Individualized treatment risk stratification using histopathology-based genomics prediction in multiple myeloma: A multicenter Study in 1429 participants Free

We previously established the first individualized risk prediction model (IRMMa) integrating genomic, clinical, and treatment data to predict clinical outcomes. However, genomic profiling of multiple myeloma (MM) by next-generation sequencing, or FISH testing is time-consuming and resource-intensive, delaying treatment decisions. To address the limited universal access of comprehensive molecular profiling we developed CORAL, a next-generation model to IRMMa that predicts genomic abnormalities from whole slide images (WSI) of routine bone marrow core biopsies and integrates clinical and treatment data to provide individualized and real-time treatment guidance and predict clinical outcomes.

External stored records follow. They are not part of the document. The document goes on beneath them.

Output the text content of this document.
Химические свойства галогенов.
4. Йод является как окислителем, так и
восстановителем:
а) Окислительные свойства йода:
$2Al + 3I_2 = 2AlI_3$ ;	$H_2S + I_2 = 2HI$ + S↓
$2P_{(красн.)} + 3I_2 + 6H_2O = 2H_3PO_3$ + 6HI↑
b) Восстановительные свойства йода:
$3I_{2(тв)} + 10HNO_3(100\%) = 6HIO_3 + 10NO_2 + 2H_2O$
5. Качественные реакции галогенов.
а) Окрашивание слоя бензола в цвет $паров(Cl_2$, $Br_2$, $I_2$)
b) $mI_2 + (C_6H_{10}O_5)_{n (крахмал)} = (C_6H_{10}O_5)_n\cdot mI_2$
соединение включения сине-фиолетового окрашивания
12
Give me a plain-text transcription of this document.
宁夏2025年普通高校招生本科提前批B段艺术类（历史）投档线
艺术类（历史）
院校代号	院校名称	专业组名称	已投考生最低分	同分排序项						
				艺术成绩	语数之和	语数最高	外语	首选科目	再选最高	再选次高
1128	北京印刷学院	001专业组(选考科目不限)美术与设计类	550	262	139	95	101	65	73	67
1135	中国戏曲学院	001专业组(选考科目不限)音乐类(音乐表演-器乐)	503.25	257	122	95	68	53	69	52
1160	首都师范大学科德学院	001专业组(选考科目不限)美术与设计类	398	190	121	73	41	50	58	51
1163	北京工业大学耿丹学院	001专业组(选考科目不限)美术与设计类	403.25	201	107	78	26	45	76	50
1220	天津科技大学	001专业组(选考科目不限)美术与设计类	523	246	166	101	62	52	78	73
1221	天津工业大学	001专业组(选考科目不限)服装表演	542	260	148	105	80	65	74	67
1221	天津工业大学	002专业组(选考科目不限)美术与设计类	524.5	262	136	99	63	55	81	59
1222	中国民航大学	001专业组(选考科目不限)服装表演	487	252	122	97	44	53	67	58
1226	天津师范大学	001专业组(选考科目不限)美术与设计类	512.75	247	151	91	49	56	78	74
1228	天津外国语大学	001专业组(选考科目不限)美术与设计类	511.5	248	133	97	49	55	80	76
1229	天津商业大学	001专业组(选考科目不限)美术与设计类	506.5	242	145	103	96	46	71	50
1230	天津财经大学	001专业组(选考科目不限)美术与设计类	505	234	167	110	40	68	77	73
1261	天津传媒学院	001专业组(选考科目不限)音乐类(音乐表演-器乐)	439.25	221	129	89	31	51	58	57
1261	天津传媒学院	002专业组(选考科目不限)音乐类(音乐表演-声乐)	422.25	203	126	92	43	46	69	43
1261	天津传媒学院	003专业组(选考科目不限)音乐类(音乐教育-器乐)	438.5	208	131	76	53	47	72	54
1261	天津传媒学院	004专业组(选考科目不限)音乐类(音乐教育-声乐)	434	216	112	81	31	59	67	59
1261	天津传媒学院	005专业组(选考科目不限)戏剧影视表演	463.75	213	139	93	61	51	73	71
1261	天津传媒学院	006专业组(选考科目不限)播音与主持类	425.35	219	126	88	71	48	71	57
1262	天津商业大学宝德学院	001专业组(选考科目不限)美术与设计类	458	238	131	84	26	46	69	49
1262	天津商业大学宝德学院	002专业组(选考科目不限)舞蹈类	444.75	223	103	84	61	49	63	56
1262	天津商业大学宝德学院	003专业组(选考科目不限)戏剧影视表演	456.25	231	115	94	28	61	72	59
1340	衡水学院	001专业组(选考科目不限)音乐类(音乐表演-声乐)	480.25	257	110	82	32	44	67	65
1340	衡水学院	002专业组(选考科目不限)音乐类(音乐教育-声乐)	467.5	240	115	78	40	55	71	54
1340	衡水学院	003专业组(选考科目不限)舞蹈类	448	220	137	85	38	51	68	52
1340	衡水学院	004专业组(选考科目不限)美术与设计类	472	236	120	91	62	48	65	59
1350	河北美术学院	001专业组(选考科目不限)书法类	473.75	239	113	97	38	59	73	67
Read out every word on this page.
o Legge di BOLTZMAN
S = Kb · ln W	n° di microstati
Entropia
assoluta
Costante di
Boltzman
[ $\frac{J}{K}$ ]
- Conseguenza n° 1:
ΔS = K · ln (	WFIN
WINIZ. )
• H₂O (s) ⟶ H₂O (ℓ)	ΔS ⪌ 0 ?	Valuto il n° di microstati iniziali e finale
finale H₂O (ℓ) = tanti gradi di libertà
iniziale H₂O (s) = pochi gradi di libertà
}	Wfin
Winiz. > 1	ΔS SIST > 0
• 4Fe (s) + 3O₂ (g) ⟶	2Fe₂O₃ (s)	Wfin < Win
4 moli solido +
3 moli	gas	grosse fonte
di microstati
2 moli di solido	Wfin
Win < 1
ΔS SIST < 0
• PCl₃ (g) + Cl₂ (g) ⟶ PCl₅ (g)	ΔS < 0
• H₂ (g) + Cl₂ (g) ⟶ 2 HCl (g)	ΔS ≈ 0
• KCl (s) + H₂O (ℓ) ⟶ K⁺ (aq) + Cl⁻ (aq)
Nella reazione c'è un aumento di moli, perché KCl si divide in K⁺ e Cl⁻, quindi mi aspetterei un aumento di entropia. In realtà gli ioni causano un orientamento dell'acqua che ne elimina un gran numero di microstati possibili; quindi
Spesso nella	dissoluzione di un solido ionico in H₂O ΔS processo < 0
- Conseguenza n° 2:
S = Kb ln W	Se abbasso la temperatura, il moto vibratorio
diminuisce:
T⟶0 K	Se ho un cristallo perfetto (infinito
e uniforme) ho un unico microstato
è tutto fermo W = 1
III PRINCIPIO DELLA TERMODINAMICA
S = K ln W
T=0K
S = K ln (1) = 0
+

We conducted a multicenter international real-world analysis of 1309 consented MM patients and 120 normal controls (i.e. healthy bone marrow samples): University of Miami (UM; n=519), HealthTree Foundation (HT; n=805) and Ministry of Health, Malaysia (MOHM; n=105). We collected Hematoxylin & Eosin (H&E) stained slides from formalin-fixed paraffin embedded (FFPE) tissue block core bone marrow biopsy samples, and scanned them using Aperio AT2 at 40x resolution. Using deep learning methodology, we trained CORAL on the UM cohort to predict seven established genomic subgroups (t(11;14), t(4;14), 1q gain, del 17p, del 13q, del 1p, hyperdiploidy) directly from H&E histopathology images. First, we compared CORAL predictive accuracy (AUC) with existing FISH data in the HT validation cohort. Next, we applied unsupervised clustering to CORAL-derived histomorphologic features from UM and HT to identify novel biological subgroups. Lastly, to assess individualized risks and predict clinical outcomes (based on genomic characterization provided by our model along with available clinical and treatment data), we validated the prognostic performance using concordance-index (c-index) for overall survival (OS) on the MOHM cohort (>3-year follow-up) which lacked genomic testing.

For the following established genomic subgroups CORAL achieved robust performance (AUC): t(11;14) (0.754), t(4;14) (0.779), 1q gain (0.747), amp 1q (0.836), del 13q (0.767), del 17p (0.759), del 1p (0.723) and hyperdiploidy (0.800). The model identified 12 distinct histomolecular clusters, seven of which were associated with predominant genomic subgroups: t(11;14) , t(4;14), t(4;14) including 1q gain, MAF translocations including t(14;16) and t(14;20), del 1p, del 17p, del 13q, three hyperdiploidy clusters differentiated by secondary alterations, and two clusters without evident genomic alterations. This establishes a histopathology-based molecular classification bridging tissue architecture with genomic complexity. In the MOHM validation cohort, CORAL achieved a high prognostic performance for OS (c-index; 0.7), by filling in the gaps of missing genomics, in conjunction with existing clinical and treatment data. Furthermore, our model revealed five treatment-responsive clusters (TRC) that leverage histomorphologic whole slide image features with therapeutic responses, with significant differences in OS (log-rank p < 0.01) and progression-free survival (PFS) (log-rank p < 0.05) among clusters. TRC1 had the longest overall survival comprising of patients that did not receive autologous stem cell transplantation (ASCT) (mean PFS 26 mo, OS 47.5 mo, ≥complete response rate 33.3%); TRC2 received ASCT and showed the best PFS with resource-limited regimens but a shorter OS (28.9 mo, 32.2 mo, 50%) than TRC1; TRC3 showed limited durable responses (24.6 mo, 25.3 mo, 43.7%); TRC4 and TRC5 showing high risk disease, where TRC4 showed lack of response to intensification resulting in rapid progression (< 6 mo; 21.5 mo, 22.5 mo, and 14.3%), and TRC5 had short benefit from intensification followed by a slower progression (19.9 mo, 25.5 mo, 25%).

We have developed CORAL, a next-generation model which accurately predicts genomic subgroups from histopathology whole slide images of routine bone marrow core biopsies (H&E staining) using deep learning methodology that integrates clinical and treatment data to provide individualized treatment guidance and predict clinical outcomes. The model's scalable architecture allows for continuous development and dataset expansion, transforming clinical management of patients with MM, and with the potential to expand into other malignancies.